Ma quali termini italo-americani sono validi ancora oggi e vengono utilizzati magari da figli e nipoti dei migranti del Novecento?  Babbel, la app per imparare le lingue, ha fatto una ricerca sui vocaboli più usati ancora oggi

Sciuscià
Quasi tutti conoscono il capolavoro neorealista di Vittorio De Sica e l’immagine del ragazzino dagli occhi tristi che lustra le scarpe per le strade di Roma. Ma l’origine di questo termine? “Sciuscià” altro non è che l’italianizzazione di “shoe shine”, il nome inglese del lustrascarpe.

Orrioppo
Questo strano vocabolo, che all’apparenza sembra il nome di un formaggio stagionato, è in realtà una storpiatura dell’esortazione “Hurry Up!”…”Sbrigati!”
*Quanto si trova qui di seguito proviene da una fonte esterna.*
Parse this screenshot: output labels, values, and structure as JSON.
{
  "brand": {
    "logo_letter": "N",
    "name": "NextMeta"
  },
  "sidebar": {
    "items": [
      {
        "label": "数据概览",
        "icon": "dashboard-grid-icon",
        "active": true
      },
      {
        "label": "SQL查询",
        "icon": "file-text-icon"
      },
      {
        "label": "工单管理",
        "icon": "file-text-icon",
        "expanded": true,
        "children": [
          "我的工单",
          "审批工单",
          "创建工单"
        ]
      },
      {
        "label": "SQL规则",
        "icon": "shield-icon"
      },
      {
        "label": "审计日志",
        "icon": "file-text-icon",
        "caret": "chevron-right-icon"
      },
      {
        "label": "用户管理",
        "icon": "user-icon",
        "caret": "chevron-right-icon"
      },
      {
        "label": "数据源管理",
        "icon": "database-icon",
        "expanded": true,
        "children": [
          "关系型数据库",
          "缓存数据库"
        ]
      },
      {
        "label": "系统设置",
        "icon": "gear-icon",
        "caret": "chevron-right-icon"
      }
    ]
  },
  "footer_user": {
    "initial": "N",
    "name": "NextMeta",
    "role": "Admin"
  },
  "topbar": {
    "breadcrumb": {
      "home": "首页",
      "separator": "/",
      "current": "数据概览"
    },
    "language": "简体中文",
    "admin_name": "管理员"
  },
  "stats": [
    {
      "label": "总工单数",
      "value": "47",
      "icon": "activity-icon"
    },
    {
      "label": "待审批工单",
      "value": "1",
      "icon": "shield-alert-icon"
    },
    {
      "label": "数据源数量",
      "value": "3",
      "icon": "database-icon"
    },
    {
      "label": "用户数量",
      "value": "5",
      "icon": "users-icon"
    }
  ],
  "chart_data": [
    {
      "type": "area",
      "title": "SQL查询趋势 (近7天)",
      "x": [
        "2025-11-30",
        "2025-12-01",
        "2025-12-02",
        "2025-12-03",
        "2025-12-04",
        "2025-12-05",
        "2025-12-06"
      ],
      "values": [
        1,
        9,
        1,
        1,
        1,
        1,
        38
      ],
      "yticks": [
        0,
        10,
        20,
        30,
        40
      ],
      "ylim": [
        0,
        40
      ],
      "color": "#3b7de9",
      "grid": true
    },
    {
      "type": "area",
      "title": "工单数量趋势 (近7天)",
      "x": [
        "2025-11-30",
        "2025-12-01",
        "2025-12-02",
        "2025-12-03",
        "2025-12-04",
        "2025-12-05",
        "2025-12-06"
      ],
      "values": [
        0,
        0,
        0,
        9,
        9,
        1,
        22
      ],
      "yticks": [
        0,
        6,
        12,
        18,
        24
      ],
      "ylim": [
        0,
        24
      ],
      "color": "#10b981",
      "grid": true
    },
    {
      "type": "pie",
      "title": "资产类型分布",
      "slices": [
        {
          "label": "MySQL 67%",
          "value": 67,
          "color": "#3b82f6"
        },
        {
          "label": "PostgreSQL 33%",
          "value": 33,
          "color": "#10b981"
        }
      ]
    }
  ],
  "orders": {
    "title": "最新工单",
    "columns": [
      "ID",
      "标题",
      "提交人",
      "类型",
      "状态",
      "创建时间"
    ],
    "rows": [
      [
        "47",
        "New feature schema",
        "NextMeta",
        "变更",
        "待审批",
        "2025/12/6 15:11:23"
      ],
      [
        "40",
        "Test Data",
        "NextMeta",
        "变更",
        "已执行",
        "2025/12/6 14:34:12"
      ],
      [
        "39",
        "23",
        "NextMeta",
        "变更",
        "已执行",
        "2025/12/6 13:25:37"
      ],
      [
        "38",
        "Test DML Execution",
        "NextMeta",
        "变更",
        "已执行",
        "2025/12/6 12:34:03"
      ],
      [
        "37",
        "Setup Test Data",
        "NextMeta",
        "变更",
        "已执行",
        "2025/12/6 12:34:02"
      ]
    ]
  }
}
Vascinga mascina/vachiuma clima
Non sono i nomi dei protagonisti dei cartoni animati giapponesi degli anni Settanta e Ottanta. Malgrado la somiglianza tra questi strani nomi e personaggi come Godzilla e Mazinga Z, ci si riferisce a degli lettrodomestici. Ed ecco che la perfetta casalinga italo-americana puliva casa con la “vachiuma clina” (vacuum cleaner: aspirapolvere) e si occupava del bucato grazie alla “vascinga mascina” (washing machine:lavatrice).

Bisinisse/giobba/bosso
“Che cosa faccio a New York? Ho iniziato con una giobba e un bosso ma adesso ho il mio bisinisse”. Niente a che vedere con la botanica: l’italo-americano in questione sta raccontando ai suoi parenti rimasti nel Belpaese che mentre al suo arrivo aveva un lavoro (giobba – job) con un capo (bosso – boss), ora ha fatto strada ed è riuscito ad aprirsi la propria attività, il bisinisse appunto (da business).

Goomba
Ad una prima lettura, questa strana parola potrebbe sembrare il nome di qualche esotico frutto del Sudamerica. Ma provando a dirla tante volte: goomba, gumba, gumbà… CUMPÀ! Ecco il primo esempio di “inglesizzazione” di una parola dialettale italiana.

Broccolini
Anche se gli italiani sono famosi nel mondo per la loro cucina, in questo caso il cibo non c’entra. Il bersaglio di questa storpiatura “culinaria” non è altro che uno dei più famosi quartieri di New York City… Brooklyn!

Toni

Se, da un lato, ci sono parole che derivano dalla storpiatura dell’inglese (e viceversa), ce ne sono altre la cui origine è davvero curiosa e travagliata. Questa, in particolare, rappresenta un’eccezione rispetto a tutte le altre perché non è nata a Little Italy, bensì tra i vicoli di Firenze. Pare, infatti, che i soldati americani di stanza nel capoluogo fiorentino durante la seconda guerra mondiale, avessero l’abitudine di cucire all’interno delle proprie tute da ginnastica (all’epoca un’assoluta novità per gli italiani) un’etichetta con la dicitura “To N.Y.” (“a New York”), per essere sicuri che arrivassero a destinazione. Ed ecco che cosa si capisce anche perché in Toscana, le tute da ginnastica vengono ancora chiamate “toni”.

Carro
Una parola che sembra italianissima. Ma il fatto è che, in questo caso, non ha nulla a che vedere con il suo significato originario… o quasi. “Carro” detto da un italoamericano è una semplice italianizzazione di “car” (automobile) .

Wazza mara you?
Un altro esempio di trascrizione della semplice pronuncia di “What’s the matter with you?” (“Qual è il problema?”). Chissà se gli americani si siano mai chiesti chi fosse questa “Mara”.